Three ways to scale yourself are delegation, amplification and making yourself better
Find, hire and mentor good people and transfer work over to them to so you can tackle the challenges you are uniquely suited to tackle. Many founders are incredibly talented that they have a hard time letting go of tasks… thinking no one can do a task as well as them. This is true but eventually, they will figure it out. Just as you figured it out.
Many startups get off the ground thanks to the individual talent and hard-working of founders but they grow into giant companies because these founders learned how to delegate.
Rather than delegate work, can you hire people who amplify the work you do and make it more impactful? A talented personal assistant who is a good business person and a good organizer may be able to ensure that your one hour of work translates into 10 hours of impact by helping you out with the heavy lifting like researching the information you need, processing info about your company and industry, etc.
Making Yourself Better:
Because your company grows quickly, it’s important to grow quicker than your company so you don’t become the bottleneck to your company. How do you do accelerate your learning curve? You can do this by stand on the shoulders of giants. Talk regularly to other smart people to learn from their successes and failures.
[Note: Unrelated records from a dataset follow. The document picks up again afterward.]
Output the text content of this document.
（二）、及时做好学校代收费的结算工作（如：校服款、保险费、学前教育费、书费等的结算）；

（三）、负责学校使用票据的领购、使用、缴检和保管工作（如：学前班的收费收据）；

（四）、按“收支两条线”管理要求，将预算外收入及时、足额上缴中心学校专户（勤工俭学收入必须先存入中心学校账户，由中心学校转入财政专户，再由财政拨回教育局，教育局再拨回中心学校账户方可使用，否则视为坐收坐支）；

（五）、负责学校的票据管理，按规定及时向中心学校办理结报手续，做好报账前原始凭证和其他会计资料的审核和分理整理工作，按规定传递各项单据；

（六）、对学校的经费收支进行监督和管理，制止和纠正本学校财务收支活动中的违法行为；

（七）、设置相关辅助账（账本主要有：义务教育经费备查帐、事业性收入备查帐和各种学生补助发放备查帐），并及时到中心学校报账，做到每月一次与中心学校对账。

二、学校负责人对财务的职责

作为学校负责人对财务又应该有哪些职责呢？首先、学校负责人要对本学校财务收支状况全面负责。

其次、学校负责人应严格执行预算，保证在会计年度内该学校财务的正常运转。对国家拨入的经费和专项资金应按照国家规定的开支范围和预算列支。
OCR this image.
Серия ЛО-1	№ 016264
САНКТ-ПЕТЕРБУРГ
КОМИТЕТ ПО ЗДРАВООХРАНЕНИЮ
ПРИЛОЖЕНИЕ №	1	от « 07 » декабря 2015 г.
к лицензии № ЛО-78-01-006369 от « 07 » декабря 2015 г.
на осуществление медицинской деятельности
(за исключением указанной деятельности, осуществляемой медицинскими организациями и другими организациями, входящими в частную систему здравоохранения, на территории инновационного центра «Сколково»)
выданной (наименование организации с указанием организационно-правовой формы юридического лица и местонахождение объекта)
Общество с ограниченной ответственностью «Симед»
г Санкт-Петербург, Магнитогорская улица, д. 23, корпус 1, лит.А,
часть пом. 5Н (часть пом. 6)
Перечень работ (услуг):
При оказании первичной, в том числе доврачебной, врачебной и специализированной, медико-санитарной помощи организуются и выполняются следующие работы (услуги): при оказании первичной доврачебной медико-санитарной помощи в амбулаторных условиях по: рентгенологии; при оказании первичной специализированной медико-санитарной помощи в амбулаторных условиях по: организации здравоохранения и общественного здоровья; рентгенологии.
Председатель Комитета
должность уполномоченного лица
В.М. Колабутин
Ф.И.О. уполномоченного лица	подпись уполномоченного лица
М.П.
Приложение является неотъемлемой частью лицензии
Reading is good but seek out dialogue and advice from mentors. If you find the right source, you don’t need to read everything. Get help from experts who may be less famous. Like people who are on the same journey as you but quite a bit ahead.
Be systematic and have a set of personal board of advisors who can profer advice and fill in the gaps in your knowledge in areas that are important to you. Regularly report to them on your progress and ask how you can become better.
Happy business building.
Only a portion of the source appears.